Anderzijds hoor je ook: is het voor die kinderen niet te gemakkelijk om voor hun prestaties of gedrag altijd een excuus te hebben? Ze kunnen het altijd op hun ‘probleem’ te steken. Ze zijn er nooit zelf verantwoordelijk voor.

Vorige week zei een jonge vrouw in de werkgroep onderwijs van de beweging van mensen met laag inkomen en kinderen: ‘Ja, als ge een kind als ‘probleem’ benoemt, dan beginnen pas de problemen. Wat hebben we in deze samenleving toch een behoefte om alles in vakjes te steken. Kunnen we kinderen niet gewoon kinderen laten zijn. We hebben die stempels toch niet nodig om op een goede manier met mekaar om te gaan?’

Is dat zo?

Wanneer kan het benoemen en onderkennen van een leermoeilijkheid, van een afwijkend ontwikkelingspatroon, of van gedrag, een toegang bieden tot zorg en gepaste hulp? Dan wordt het etiket veeleer een ticket dat rechten geeft.
Wanneer wordt het een label dat een iemand een negatieve stempel geeft, dat discrimineert?

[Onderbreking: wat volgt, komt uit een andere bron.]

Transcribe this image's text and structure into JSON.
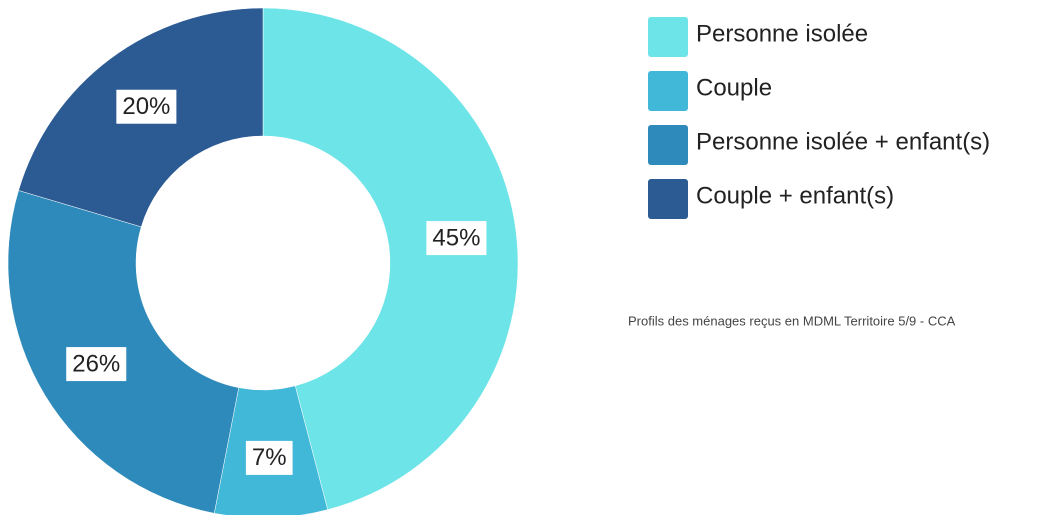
{
  "chart_data": {
    "type": "donut",
    "title": "Profils des ménages reçus en MDML Territoire 5/9 - CCA",
    "categories": [
      "Personne isolée",
      "Couple",
      "Personne isolée + enfant(s)",
      "Couple + enfant(s)"
    ],
    "values": [
      45,
      7,
      26,
      20
    ],
    "value_labels": [
      "45%",
      "7%",
      "26%",
      "20%"
    ],
    "colors": [
      "#6de4e7",
      "#42b8d8",
      "#2e8aba",
      "#2c5b94"
    ]
  }
}
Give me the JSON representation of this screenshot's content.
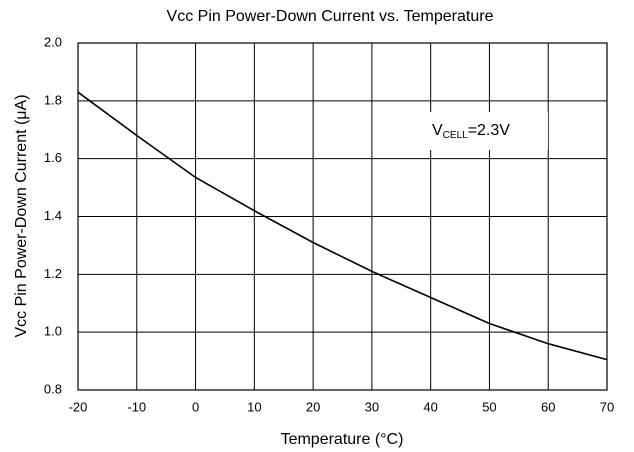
{
  "chart_data": {
    "type": "line",
    "title": "Vcc Pin Power-Down Current vs. Temperature",
    "x_label": "Temperature (°C)",
    "y_label": "Vcc Pin Power-Down Current (μA)",
    "annotation": {
      "main": "V",
      "sub": "CELL",
      "rest": "=2.3V"
    },
    "x": [
      -20,
      -10,
      0,
      10,
      20,
      30,
      40,
      50,
      60,
      70
    ],
    "series": [
      {
        "color": "#000000",
        "values": [
          1.83,
          1.68,
          1.535,
          1.42,
          1.31,
          1.21,
          1.12,
          1.03,
          0.96,
          0.905
        ]
      }
    ],
    "xlim": [
      -20,
      70
    ],
    "xticks": [
      -20,
      -10,
      0,
      10,
      20,
      30,
      40,
      50,
      60,
      70
    ],
    "ylim": [
      0.8,
      2.0
    ],
    "yticks": [
      0.8,
      {
        "value": 1.0,
        "label": "1.0"
      },
      1.2,
      1.4,
      1.6,
      1.8,
      {
        "value": 2.0,
        "label": "2.0"
      }
    ],
    "grid": true
  }
}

Wanneer geven de woorden toegang tot een beter verstaan en omgaan
Wanneer worden woorden deuren die vergrendelen, afsluiten, uitsluiten?
In woorden kunnen we onszelf en anderen gevangen zetten, in woorden kunnen we onszelf en anderen vrijmaken.

2 Hernoemen…

Namen geven, het heeft te maken met dankbaarheid voor het unieke in elk van ons, dat alles een naam krijgt. Het heeft te maken met erkenning en bevestiging, als we ons al die namen blijven herinneren en opnieuw noemen. Namen geven heeft ook te maken met nabijheid, door iets of iemand haar naam te geven, komen we veel dichterbij. Zoals we in de vieringen week na week namen blijven zoeken voor een Liefde die ons overstijgt, die ons dragen wil…

Maar soms moeten we het genoemde opnieuw leren benoemen. Als de naam een last is, als de naam veroordelend is, voor anderen maar evengoed voor onszelf. Soms moeten we betekenissen herkaderen, van een andere kant bekijken. “Alles kan altijd anders gedacht worden,” zei een jonge vrouw tegen Antoinette, zelf worstelend om een oplossing te vinden voor een hele moeilijke levenssituatie. Ze spreekt daarmee een overtuiging uit dat vastgeraakte denkbeelden over mensen, over situaties, het leven zelf doen vastlopen. Alles kan altijd anders gedacht worden. Ik geef toe, het is moeilijk, zeer moeilijk soms, en je hebt er de hulp van iemand anders bij nodig. Maar het leven heeft veel gezichten, niet slechts één. En daarom moet het stromen. En om het in beweging te krijgen, moeten we soms oude beelden loslaten. Durven loslaten. Durven herbekijken.

Het evangelie is daar een meester in, in dat herbekijken, in dat herkaderen, in dat durven loslaten van oordelen. Geen enkel woord heeft daar het laatste woord…

Wordt de moordenaar naast Jezus niet uitgenodigd tot het paradijs? Een moordenaar?
Wordt het geloof van de Romeinse honderdman niet het grootste genoemd? Een bezetter?
Mogen de werkers van het negende uur niet evenveel verdienen als wie een hele dag gewroet hebben?
Zijn het niet de mensen van de straat die uitgenodigd worden aan de feesttafel, als de genodigden het laten afweten?
Laat Jezus zijn eigen-volk-eerstdenkbeelden niet in vraag stellen door de Kanaanitische vrouw bij de bron?
Zullen de eersten, al diegenen die zoveel kansen hebben, niet de laatsten zijn?
Kan de lamme niet weer lopen, en de blinde niet weer zien?
En is er één grotere omkering mogelijk dan die van de overspelige vrouw die eerst gestenigd zou worden en nu vrijgemaakt kan herbeginnen?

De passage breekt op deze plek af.